Une pléthore de choix
En matière de RAID, les choix sont innombrables, allant des grappes les plus simples aux systèmes redondants les plus complexes. La première décision porte sur le type de RAID : matériel, avec une puissante carte contrôleur spécifiquement prévue à cet effet, où logiciel, qui fait appel au CPU pour les calculs de parité ? Vient ensuite le choix de l’interface : celle-ci peut être le SAS (Serial Attached SCSI, l’évolution moderne et en série du SCSI) ou le plus classique SATA (Serial ATA). Il est à noter que les contrôleurs SAS professionnels prennent en charge à la fois les disques SAS et SATA, tandis que les contrôleurs SATA ne gèrent que les disques SATA. Ces premiers choix effectués, il faut ensuite décider si vous souhaitez brancher les disques en interne ou en externe, via l’interface eSATA ou à l’aide de modules d’extension SAS et de câbles multilignes. Il y a ensuite les possibilités d’installer des disques de rechange (dits « hot spares »), d’utiliser ou non la mémoire cache du contrôleur ou encore de protéger le contenu de celle-ci à l’aide d’une batterie de secours.

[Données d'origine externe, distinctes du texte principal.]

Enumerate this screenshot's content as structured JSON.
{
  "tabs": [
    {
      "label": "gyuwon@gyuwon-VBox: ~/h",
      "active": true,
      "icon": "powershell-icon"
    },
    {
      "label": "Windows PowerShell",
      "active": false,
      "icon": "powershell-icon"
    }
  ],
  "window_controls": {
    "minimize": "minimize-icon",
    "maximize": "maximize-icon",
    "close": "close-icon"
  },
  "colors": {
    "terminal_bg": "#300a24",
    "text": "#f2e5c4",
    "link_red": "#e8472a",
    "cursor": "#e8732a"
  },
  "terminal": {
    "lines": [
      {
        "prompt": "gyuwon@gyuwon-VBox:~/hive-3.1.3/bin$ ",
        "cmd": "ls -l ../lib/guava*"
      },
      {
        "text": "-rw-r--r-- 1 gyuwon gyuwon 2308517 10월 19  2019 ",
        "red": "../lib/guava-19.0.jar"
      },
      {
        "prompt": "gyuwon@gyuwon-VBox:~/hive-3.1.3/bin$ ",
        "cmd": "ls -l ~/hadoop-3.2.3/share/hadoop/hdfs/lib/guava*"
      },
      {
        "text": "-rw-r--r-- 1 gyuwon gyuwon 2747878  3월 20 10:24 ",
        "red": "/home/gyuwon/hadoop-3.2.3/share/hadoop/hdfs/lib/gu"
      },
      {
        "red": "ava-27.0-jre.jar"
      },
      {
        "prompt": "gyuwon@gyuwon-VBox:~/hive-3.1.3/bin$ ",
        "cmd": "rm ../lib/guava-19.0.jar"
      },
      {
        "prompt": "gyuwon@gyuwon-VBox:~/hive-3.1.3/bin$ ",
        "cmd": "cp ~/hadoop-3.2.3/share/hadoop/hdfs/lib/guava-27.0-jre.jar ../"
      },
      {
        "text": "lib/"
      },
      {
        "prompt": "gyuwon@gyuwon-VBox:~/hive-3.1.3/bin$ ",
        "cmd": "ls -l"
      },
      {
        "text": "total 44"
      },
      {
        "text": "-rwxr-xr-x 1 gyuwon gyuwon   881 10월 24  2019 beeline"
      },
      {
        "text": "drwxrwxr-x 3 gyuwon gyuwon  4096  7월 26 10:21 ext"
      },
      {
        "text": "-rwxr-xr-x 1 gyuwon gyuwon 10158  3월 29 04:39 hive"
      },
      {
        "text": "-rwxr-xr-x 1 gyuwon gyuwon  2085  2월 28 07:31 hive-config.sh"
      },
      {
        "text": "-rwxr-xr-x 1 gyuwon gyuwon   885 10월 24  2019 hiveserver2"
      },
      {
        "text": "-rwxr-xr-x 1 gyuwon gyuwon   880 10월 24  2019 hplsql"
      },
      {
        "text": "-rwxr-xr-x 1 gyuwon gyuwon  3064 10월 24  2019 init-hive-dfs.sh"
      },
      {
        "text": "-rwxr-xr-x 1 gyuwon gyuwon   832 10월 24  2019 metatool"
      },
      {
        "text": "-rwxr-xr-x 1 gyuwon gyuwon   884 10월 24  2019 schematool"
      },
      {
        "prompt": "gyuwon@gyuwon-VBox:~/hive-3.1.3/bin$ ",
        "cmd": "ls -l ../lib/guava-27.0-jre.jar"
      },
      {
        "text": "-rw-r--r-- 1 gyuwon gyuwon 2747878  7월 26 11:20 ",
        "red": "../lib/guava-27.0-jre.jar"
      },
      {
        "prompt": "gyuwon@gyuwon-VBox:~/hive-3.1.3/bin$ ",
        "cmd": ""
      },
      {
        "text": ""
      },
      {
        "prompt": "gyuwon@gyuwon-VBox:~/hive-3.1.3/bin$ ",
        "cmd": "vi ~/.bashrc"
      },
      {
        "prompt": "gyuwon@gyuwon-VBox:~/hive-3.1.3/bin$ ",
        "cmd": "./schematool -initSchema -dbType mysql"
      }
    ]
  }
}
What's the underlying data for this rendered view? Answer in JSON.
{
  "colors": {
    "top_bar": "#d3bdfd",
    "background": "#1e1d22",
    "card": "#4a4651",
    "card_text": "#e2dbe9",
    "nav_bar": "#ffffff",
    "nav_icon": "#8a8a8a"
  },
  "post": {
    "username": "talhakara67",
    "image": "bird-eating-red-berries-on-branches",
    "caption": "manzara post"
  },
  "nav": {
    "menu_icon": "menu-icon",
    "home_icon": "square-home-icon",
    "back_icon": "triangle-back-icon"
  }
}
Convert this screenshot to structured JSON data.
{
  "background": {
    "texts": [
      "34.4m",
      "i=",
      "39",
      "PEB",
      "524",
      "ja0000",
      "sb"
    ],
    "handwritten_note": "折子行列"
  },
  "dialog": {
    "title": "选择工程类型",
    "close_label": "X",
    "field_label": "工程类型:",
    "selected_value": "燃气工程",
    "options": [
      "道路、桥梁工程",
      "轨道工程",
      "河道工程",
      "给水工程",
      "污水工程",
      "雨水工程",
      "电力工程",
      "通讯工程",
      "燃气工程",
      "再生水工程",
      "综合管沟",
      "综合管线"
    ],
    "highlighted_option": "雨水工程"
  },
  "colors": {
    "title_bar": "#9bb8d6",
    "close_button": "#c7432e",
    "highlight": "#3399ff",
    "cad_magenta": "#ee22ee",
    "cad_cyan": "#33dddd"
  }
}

On le voit, les possibilités sont infinies. Par conséquent, l’un des moyens que les administrateurs emploient fréquemment pour réduire la complexité des systèmes RAID est d’employer des disques durs identiques. Pour des raisons de performances, ce caractère identique va généralement jusqu’à la version du firmware utilisé.
Nous ne pouvons qu’approuver cette recommandation pour les grappes RAID hautement optimisées et utilisées pour des applications très spécifiques, où il est effectivement crucial de bénéficier de performances maximales. Toutefois, comme nous sommes curieux, nous avons voulu quantifier avec précision la différence de performances entre une grappe homogène et une grappe hétérogène : à cet effet, nous avons créé un système RAID composé de quatre disques identiques (Samsung 320 Go en SATA), et un autre constitué de deux Samsung, d’un Seagate et d’un Western Digital.
RAID ou ne pas RAID ?
Telle est la question…
Bien que l’intégration des commandes RAID de base dans une bonne partie des chipsets modernes ait pratiquement fait de la création d’une grappe RAID 0 ou RAID 1 un jeu d’enfant (la majorité des chipsets AMD, Nvidia et Intel milieu et haut de gamme prennent en charge ces deux niveaux de RAID), il est toujours important de se demander si l’utilisation de cette technologie a réellement un sens. Du point de vue de la sécurité, il y a effectivement une différence de taille entre faire appel à une solution de stockage redondant et effectuer régulièrement des sauvegardes afin de protéger ses données des mauvaises manipulations, fussent-elles accidentelles ou volontaires, ainsi que des catastrophes naturelles (ou non) que sont les surtensions, les incendies, les inondations, les tremblements de terre, etc. Le RAID, acronyme de Redundant Array of Independent Drives, ne peut en aucun cas constituer une alternative aux sauvegardes : il ne sert qu’à accélérer le traitement des données ou à les stocker de manière redondante afin de rendre le système résistant aux pannes de disques durs. Il ne vous protège pas pour autant des catastrophes : le RAID n’empêchera pas un utilisateur de modifier ou de supprimer par erreur des données essentielles, ni l’un des événements susmentionnés de détruire l’ensemble de votre patrimoine numérique en l’espace d’une seconde. Il est par conséquent toujours essentiel de sauvegarder régulièrement vos données sur un support indépendant, le stockage redondant ne constituant qu’une deuxième étape : une fois votre stratégie de sauvegarde mise en œuvre (et testée, car une sauvegarde n’est utile que si la restauration fonctionne !), vous pouvez commencer à penser au RAID.
Oui, mais lequel ?
Tout système devant être disponible 24 heures sur 24 doit être installé sur un volume entièrement redondant. Pour ce type d’utilisation, il apparaît avec l’expérience que le RAID 1 constitue bien souvent la meilleure solution, le contenu d’un premier disque dur étant reproduit en temps réel sur un deuxième. Si l’un des deux tombe en panne, le système reste opérationnel. Contrairement aux autres niveaux de RAID, le RAID 1 n’a pour ainsi dire aucun impact sur les performances.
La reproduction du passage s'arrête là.